Master of Arts in Geography (MA)

Degree Level

Graduate

Department

Geosciences

Advisor/Mentor

John C. Dixon

Committee Member

Jason A. Tullis

Second Committee Member

Gary R. Huxel

Keywords

Earth sciences, Biological sciences, Classification, Gis, Land cover, Mapping

Abstract

Maintaining representative sampling of biologically rich and rare ecosystems has become an important means to preventing biodiversity loss. A limitation in indentifying and quantifying ecosystems is the cost of obtaining high resolution imagery necessary for a high resolution land cover assessment. This research shows how free, different resolution imagery (orthoimages and LANDSAT ETM+) could be combined to produce a hybrid dataset with enhanced spectral, spectral and temporal properties, and processed to obtain a object-based classification of land cover of bottomland and pine hardwood forest in south eastern Arkansas.
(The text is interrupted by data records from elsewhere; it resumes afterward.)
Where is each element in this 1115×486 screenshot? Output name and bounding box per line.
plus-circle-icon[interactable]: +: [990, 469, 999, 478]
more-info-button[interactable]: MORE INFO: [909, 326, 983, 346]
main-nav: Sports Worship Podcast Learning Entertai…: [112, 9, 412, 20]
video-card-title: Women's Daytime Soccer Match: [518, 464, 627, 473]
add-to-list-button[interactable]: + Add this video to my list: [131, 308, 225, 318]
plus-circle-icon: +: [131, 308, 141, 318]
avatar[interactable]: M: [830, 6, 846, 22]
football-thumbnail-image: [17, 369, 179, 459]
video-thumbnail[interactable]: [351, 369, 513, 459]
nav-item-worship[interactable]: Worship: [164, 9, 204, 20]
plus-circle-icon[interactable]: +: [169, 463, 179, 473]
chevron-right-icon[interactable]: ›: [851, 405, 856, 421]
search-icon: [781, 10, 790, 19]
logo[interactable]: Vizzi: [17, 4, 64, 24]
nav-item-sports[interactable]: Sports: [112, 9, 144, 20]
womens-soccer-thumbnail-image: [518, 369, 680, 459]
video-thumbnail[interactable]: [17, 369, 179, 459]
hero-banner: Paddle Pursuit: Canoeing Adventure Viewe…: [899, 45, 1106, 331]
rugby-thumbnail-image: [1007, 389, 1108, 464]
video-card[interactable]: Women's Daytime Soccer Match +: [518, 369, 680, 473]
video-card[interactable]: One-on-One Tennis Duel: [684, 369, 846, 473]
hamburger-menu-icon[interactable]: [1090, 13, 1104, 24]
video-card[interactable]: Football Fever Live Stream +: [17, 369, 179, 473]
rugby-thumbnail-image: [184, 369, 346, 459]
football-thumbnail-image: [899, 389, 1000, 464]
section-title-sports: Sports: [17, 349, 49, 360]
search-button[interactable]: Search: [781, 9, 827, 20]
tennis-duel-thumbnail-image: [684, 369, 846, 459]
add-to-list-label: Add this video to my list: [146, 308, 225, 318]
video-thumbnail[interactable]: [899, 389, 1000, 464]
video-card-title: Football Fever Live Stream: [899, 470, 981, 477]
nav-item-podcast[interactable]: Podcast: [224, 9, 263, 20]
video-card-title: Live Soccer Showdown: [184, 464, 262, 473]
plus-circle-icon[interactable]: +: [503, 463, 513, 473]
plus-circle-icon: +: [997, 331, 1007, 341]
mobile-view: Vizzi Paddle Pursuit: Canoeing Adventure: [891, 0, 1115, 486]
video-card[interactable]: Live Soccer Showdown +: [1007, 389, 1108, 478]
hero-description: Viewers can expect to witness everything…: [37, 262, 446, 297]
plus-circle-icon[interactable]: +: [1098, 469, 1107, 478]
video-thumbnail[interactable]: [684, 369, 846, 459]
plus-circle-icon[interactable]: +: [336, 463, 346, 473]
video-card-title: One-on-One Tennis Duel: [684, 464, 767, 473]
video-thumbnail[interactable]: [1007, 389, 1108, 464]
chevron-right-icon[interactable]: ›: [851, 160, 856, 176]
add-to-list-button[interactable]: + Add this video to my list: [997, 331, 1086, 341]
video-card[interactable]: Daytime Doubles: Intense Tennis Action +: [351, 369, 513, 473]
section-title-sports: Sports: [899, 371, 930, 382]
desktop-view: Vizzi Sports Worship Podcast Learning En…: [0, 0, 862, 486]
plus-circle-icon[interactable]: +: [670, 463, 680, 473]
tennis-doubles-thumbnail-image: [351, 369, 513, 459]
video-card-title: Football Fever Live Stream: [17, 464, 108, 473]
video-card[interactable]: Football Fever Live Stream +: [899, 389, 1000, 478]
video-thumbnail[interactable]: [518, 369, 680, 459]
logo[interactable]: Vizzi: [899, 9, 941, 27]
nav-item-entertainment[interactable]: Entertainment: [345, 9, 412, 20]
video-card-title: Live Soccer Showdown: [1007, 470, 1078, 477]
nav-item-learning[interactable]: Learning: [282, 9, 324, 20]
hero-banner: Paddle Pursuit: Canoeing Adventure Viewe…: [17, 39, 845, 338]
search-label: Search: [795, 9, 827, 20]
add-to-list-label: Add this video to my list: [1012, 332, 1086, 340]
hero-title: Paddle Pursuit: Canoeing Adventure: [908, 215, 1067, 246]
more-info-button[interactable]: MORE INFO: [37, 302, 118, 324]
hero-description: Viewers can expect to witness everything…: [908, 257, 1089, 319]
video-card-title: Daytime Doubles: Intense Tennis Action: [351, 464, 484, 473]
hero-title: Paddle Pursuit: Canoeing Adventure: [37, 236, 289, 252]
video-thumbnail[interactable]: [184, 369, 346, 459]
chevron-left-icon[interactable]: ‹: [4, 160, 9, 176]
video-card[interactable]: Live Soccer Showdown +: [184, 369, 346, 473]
Three classification techniques were evaluated: 1) a human derived, rule based method, 2) A nearest neighbor classification using only the infrared orthoimage (SRGB), and 3) A nearest neighbor classification using the infrared orthoimage and LANDSAT ETM+ derived multitemporal NDVI values (SNDVI). Overall accuracy of the rule based method and SNDVI were comparable, and significantly higher (~10-20%) than the SRGB. Further, when compared to existing land cover maps, both the rule based method and SNDVI had far greater visual appeal and accuracy.